Time for health is shaped by different overlapping facets of working time – flexibility, predictability, quantity, sociability of hours, intensity and so on. While there is a growing body of research regarding the health implications of shift work and long hours of work, other forms of labour-market engagement are less studied. Further, there has been little attention paid to work-time flexibility and whether it assists workers to practise lifestyle behaviours. Jane and her colleagues conducted two studies that both found that the vast majority of workers prioritised work over other aspects of life. Participants were using their work-time arrangements to anchor all other routines, including the routines of food intake, physical activity and sleep.
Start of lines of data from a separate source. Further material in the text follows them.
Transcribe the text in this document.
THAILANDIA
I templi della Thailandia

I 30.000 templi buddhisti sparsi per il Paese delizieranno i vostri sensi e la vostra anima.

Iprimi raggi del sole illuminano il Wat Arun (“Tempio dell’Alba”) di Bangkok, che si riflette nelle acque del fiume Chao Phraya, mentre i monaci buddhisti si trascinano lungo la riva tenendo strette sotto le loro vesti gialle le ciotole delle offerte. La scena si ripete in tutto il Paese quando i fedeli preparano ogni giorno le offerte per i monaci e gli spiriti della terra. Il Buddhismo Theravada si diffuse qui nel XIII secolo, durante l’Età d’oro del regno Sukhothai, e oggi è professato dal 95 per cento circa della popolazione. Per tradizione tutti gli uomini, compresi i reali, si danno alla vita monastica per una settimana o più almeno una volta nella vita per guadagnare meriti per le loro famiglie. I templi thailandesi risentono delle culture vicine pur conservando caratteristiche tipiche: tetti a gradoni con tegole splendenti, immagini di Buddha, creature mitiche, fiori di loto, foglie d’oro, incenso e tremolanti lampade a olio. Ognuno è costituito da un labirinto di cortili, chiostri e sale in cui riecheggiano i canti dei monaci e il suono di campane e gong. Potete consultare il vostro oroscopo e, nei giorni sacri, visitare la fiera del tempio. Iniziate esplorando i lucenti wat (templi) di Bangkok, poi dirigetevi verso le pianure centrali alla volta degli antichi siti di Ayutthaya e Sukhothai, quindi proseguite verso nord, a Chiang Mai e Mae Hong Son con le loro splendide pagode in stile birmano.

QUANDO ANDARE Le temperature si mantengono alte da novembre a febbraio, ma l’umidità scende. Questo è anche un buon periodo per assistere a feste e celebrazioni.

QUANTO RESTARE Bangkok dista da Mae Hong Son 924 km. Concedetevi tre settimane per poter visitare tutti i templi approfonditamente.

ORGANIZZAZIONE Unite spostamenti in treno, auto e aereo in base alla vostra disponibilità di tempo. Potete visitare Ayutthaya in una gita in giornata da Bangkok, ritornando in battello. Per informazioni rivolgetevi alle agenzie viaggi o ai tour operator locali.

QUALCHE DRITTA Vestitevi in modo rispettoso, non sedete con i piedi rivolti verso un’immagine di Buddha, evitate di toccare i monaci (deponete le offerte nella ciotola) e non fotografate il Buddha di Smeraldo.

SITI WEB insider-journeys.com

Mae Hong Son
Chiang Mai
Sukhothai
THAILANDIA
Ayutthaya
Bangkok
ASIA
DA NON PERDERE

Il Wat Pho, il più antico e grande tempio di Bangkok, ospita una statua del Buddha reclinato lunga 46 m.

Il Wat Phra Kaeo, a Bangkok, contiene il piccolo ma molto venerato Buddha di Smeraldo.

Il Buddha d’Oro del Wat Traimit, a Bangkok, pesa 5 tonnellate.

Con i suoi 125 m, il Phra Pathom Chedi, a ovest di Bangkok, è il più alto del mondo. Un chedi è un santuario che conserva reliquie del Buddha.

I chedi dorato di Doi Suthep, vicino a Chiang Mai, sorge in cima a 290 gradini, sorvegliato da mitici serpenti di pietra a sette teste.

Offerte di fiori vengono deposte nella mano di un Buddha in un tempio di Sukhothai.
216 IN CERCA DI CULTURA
Jane’s presentation will outline specific findings from both studies, and it will offer a sociological perspective on the mechanisms that connect working time to health practices.

Jane is senior fellow at the National Centre for Epidemiology and Population Health, Australian National University and a visiting research fellow at the International Institute for Global Health, United Nations University. Through 2016 into 2017, Jane is Leverhulme Trust Visiting Professor based at the Centre for Food Policy, City, University of London. Her research takes place at the intersection of cultural sociology and public health, and focuses on transformations within national food systems with special interests in consumer power, commodity chains, food retail and the nutritionalisation of the food system.

We hope you will be able to join us from 8:30am until 10:00am on Wednesday 12 October at CAN Mezzanine, 7–14 Great Dover Street, London SE1 4YR. Breakfast will be available from 8:00am.